During the 2014 Chennai floods Project Vision helped repair the damaged houses of 150 families of the visually challenged.

“We spread awareness on the issue on eye donation through blind walks which entails a short walk wherein a visually challenged leads people with sight but blindfolded so that they get a feel of sightlessness,” he said.

“Both Tamil Nadu and Kerala have a toll-free number — 104 — that anyone can call for any kind health support or even to donate or pledge their eyes,” Joseph said.

“We also organize tournaments and competitions for the visually challenged,” he said.  

Blind students are taught free in Tamil Nadu government colleges. So, they are encouraged to study.



Kasimani Chinnan, vice president of the National Federation of Blind, who teaches vocational courses in a government school for persons with visual disabilities, said “we teach them computers, web designing and many other vocational courses.”

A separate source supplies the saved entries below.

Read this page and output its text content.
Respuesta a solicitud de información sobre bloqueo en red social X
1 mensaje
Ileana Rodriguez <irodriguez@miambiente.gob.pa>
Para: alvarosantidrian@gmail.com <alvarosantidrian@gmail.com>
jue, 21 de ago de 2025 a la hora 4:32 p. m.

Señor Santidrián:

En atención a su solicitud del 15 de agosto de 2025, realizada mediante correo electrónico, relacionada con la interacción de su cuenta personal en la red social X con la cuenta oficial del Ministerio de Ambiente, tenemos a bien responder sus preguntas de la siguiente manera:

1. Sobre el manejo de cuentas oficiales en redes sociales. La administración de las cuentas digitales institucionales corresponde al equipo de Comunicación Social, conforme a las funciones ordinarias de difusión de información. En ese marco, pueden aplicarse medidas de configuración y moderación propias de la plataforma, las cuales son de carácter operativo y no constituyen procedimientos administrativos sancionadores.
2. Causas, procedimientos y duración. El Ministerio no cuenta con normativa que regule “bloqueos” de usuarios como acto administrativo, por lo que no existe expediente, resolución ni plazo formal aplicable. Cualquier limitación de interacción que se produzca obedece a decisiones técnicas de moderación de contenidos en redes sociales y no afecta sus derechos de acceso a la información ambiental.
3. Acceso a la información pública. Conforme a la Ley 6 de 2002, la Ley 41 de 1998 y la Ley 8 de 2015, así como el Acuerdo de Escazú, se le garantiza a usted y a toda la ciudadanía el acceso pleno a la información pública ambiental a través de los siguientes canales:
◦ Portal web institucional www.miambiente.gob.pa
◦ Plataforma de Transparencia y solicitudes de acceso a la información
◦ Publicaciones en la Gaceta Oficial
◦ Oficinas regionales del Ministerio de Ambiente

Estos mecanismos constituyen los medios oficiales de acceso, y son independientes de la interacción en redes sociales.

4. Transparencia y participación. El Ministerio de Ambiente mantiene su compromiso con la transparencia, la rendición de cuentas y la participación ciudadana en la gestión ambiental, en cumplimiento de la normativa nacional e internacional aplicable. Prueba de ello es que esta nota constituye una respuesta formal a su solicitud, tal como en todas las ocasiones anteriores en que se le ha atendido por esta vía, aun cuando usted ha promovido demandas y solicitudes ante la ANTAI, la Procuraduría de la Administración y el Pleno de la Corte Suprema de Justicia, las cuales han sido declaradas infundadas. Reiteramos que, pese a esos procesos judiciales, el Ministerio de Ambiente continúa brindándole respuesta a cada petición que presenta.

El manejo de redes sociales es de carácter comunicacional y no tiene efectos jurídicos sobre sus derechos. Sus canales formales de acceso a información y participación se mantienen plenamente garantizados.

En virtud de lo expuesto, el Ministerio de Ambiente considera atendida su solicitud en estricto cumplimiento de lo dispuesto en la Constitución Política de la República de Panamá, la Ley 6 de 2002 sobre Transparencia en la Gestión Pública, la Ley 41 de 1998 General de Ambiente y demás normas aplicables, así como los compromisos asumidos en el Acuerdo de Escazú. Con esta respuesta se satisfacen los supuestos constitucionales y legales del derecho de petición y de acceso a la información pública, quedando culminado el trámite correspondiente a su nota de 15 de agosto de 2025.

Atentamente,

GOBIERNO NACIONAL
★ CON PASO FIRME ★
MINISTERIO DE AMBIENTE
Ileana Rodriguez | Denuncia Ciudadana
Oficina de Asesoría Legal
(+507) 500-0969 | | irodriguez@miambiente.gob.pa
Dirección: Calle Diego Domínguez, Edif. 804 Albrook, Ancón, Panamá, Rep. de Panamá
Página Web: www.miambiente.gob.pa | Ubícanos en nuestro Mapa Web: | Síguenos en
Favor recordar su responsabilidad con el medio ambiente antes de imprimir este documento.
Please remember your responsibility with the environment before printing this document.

“Our students are working in Infosys and other IT companies. The visually challenged are second to none, they are very meticulous in what they do,” said Chinnan, a post graduate in English literature, who lost vision in childhood due to small pox.

To mark the World Sight Day, Oct. 8, Project Vision launched a global speech competition: “Voice of the Eye”.

Anyone can send in a 90-second recorded speech on the theme “an appeal for eye donation” and the best entries from each state or country will then come live on a virtual platform and compete for a prize on Dec. 3, International Day of Persons with Disabilities. Anyone can participate by registering in www.theprojectvision.org. The purpose is to get more and more people to know and talk about eye donation. One can also pledge one’s eyes through the website, added Father Kannanthanam.